I will present an efficient user-level thread scheduler for shared-memory multiprocessors and an analysis of its performance under multiprogramming. This scheduler is a non-blocking implementation of the work-stealing algorithm. Idle processes (kernel threads) steal (user-level) threads from randomly chosen victims, and all concurrent data structures are implemented with non-blocking synchronization. Without any need for special kernel-level resource management, such as coscheduling or process control, this non-blocking work stealer efficiently utilizes whatever processor resources are provided by the kernel.
We demonstrate this efficiency with an algorithmic analysis and an empirical analysis. For our algorithmic analysis, we assume that the kernel is an adversary, and we prove that the execution time is optimal to within a constant factor.
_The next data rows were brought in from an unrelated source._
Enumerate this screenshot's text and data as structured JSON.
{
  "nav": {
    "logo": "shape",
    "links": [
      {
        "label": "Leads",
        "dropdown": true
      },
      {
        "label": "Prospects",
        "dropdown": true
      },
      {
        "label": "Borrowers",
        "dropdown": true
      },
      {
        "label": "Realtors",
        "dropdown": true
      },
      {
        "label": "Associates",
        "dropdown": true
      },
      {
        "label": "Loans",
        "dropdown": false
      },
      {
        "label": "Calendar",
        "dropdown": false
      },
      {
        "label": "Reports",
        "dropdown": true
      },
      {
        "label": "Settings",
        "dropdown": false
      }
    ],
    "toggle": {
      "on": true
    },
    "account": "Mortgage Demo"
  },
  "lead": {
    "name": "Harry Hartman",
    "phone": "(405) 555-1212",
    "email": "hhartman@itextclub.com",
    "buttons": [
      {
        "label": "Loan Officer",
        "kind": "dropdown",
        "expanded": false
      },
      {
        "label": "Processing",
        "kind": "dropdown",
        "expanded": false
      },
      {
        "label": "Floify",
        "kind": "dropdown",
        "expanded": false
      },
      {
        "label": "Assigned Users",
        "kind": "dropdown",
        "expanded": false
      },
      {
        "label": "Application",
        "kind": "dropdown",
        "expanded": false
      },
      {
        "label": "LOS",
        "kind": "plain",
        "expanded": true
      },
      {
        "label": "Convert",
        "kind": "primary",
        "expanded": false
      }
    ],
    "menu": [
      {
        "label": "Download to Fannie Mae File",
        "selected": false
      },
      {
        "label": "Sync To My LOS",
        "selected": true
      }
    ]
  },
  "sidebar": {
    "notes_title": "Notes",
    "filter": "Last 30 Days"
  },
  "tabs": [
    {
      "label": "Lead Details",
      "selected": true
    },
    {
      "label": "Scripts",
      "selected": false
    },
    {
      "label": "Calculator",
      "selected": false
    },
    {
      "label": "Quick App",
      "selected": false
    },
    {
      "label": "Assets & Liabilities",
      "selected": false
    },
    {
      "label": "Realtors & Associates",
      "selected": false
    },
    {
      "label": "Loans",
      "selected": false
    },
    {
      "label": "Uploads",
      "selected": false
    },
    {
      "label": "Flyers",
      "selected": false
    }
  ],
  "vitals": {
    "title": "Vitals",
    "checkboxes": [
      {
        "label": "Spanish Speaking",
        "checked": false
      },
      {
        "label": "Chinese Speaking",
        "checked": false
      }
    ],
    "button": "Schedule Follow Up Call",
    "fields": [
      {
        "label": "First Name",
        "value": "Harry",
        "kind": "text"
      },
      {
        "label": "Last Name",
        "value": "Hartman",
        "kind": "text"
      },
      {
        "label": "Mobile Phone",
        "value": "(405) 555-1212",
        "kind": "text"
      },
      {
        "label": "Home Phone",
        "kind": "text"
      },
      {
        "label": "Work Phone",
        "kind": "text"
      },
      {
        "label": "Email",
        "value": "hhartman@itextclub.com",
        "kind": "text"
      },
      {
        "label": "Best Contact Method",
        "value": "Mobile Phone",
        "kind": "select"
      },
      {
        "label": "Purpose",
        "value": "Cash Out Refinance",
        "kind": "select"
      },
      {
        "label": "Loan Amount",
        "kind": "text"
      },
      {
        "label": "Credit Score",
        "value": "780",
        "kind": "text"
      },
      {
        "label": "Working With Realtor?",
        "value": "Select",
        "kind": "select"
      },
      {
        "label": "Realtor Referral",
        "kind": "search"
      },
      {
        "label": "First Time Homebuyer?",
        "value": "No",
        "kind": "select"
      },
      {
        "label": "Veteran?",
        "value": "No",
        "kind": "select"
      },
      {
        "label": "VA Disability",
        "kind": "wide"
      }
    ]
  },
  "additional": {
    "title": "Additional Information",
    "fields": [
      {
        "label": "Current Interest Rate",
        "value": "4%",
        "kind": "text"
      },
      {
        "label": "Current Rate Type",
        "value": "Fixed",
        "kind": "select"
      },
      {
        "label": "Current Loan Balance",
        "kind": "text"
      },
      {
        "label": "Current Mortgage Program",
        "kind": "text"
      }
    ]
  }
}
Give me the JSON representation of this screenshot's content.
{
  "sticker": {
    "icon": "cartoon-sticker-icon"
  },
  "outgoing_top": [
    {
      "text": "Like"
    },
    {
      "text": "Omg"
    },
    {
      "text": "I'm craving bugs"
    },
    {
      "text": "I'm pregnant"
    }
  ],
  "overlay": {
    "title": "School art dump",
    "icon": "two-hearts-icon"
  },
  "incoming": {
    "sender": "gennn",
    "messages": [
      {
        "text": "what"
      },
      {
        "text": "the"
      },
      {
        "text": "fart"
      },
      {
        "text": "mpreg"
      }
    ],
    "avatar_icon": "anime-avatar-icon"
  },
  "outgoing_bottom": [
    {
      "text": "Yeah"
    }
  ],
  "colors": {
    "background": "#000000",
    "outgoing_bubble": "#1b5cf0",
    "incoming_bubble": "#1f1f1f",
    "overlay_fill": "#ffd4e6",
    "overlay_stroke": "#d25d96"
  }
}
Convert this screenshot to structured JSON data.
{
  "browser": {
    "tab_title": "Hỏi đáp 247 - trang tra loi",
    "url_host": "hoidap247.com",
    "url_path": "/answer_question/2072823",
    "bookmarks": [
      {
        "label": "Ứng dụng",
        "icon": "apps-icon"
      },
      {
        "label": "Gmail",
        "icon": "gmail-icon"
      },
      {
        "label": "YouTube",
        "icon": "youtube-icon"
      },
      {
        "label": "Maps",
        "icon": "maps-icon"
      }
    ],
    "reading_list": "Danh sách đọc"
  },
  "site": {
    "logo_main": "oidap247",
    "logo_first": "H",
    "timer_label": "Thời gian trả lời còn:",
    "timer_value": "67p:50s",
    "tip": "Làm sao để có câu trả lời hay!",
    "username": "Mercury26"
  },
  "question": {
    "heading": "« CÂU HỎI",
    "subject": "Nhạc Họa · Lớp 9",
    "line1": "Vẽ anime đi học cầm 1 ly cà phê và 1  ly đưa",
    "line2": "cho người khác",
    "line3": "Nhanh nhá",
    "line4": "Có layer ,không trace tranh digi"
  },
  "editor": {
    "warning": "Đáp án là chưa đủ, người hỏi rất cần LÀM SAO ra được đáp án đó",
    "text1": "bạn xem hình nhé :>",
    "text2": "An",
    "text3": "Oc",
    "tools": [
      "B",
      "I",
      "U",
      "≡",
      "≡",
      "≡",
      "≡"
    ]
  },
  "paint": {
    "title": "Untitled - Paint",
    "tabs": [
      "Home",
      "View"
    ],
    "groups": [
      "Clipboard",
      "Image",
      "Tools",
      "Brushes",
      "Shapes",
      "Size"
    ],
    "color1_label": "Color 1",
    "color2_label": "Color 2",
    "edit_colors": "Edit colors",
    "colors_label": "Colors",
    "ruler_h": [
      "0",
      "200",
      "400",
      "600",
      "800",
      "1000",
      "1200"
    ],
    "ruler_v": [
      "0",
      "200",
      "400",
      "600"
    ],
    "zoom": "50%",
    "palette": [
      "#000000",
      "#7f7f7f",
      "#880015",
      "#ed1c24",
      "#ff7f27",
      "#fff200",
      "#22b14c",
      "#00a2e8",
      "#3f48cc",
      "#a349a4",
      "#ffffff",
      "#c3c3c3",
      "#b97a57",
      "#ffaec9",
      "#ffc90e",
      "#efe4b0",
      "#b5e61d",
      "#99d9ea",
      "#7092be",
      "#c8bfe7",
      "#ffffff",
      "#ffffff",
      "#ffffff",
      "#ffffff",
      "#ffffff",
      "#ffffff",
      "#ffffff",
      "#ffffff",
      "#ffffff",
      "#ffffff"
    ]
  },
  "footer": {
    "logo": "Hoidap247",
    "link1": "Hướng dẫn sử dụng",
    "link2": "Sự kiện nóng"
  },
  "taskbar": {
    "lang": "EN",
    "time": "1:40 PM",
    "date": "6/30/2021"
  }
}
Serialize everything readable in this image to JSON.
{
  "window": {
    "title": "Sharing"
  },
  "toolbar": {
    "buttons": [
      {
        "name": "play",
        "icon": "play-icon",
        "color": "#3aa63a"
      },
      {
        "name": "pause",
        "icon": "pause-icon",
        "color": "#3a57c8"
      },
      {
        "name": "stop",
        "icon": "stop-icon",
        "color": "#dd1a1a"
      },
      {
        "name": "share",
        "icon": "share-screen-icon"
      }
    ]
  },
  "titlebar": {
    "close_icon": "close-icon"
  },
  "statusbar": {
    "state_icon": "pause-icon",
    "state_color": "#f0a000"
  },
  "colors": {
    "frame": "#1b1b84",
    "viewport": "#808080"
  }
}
We have implemented the non-blocking work stealer in Hood: a C++ threads library built on top of Solaris pthreads, and we have studied its performance. This study shows that application performance does conform to the theoretical bound with a very small constant factor, roughly 1. Applications efficiently utilize processor resources even when the number of processes exceeds the number of processors and even when the number of processors grows and shrinks arbitrarily.
This work has been done in collaboration with Nimar Arora, Dionisios Papadopoulos, and Greg Plaxton of The University of Texas at Austin.